The federal lawsuit brought by Maine Secretary of State Matt Dunlap demanding prompt communication from and meaningful participation on the Presidential Advisory Commission on Election Integrity – which is studying nothing, in order to give advice to President Trump, who will ignore it – expends a lot of taxpayer money and judicial resources, but at least it’s deductible. “Voter fraud” is not a real thing, but like a Pet Rock it has become a commercial success. The political issue harkens back to Jim Crow-era literacy tests and poll taxes, but the latest voter-suppression push is relatively recent. Republicans work to disenfranchise an important chunk of the Democratic voting base – minorities and young and low-income people – by making it harder for them to vote. They do this by passing laws that restrict voting registration times and polling places and require government-sponsored identification, among other means.
All over the country Republican legislators sponsor bills backed by special interest groups to restrict voting, and Democrats and other interest groups fight them. Maine’s same-day voter registration referendum was fought and defended along partisan lines. The battle is over winning elections – nothing more.
Matt Dunlap knows that voter fraud is not a real thing. A Maine panel appointed by his Republican predecessor studied it and reached that conclusion, consistent with every other reliable analysis.

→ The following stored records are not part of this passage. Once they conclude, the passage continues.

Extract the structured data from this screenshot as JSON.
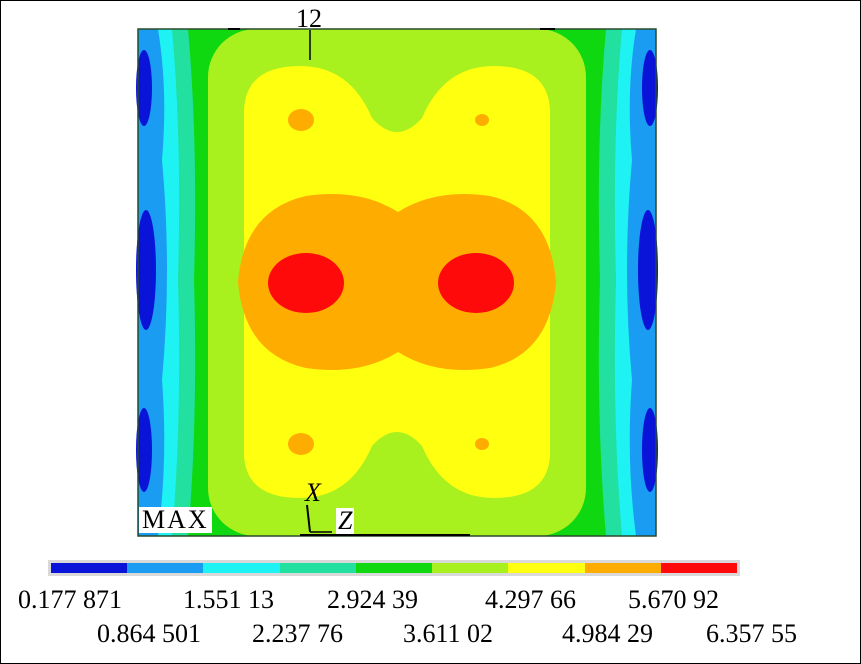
{
  "node_label": "12",
  "max_label": "MAX",
  "axes": {
    "x": "X",
    "z": "Z"
  },
  "legend": {
    "colors": [
      "#0a14d8",
      "#1a9cf2",
      "#1ff2f2",
      "#21e0a0",
      "#10d810",
      "#a8f01e",
      "#ffff10",
      "#ffac00",
      "#ff0a0a"
    ],
    "row1": [
      "0.177 871",
      "1.551 13",
      "2.924 39",
      "4.297 66",
      "5.670 92"
    ],
    "row2": [
      "0.864 501",
      "2.237 76",
      "3.611 02",
      "4.984 29",
      "6.357 55"
    ]
  }
}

President Trump does not take advice nor is he an evidence-based kind of guy. As long as something is on Twitter, gets votes or makes money, it’s real. The president gins up his base with fear mongering about voter fraud and made a splash when he chose as the commission’s vice chair a leading Republican proponent of voter-restriction laws: Kansas Secretary of State Kris Kobach, who is now running for governor on a voter-restriction platform.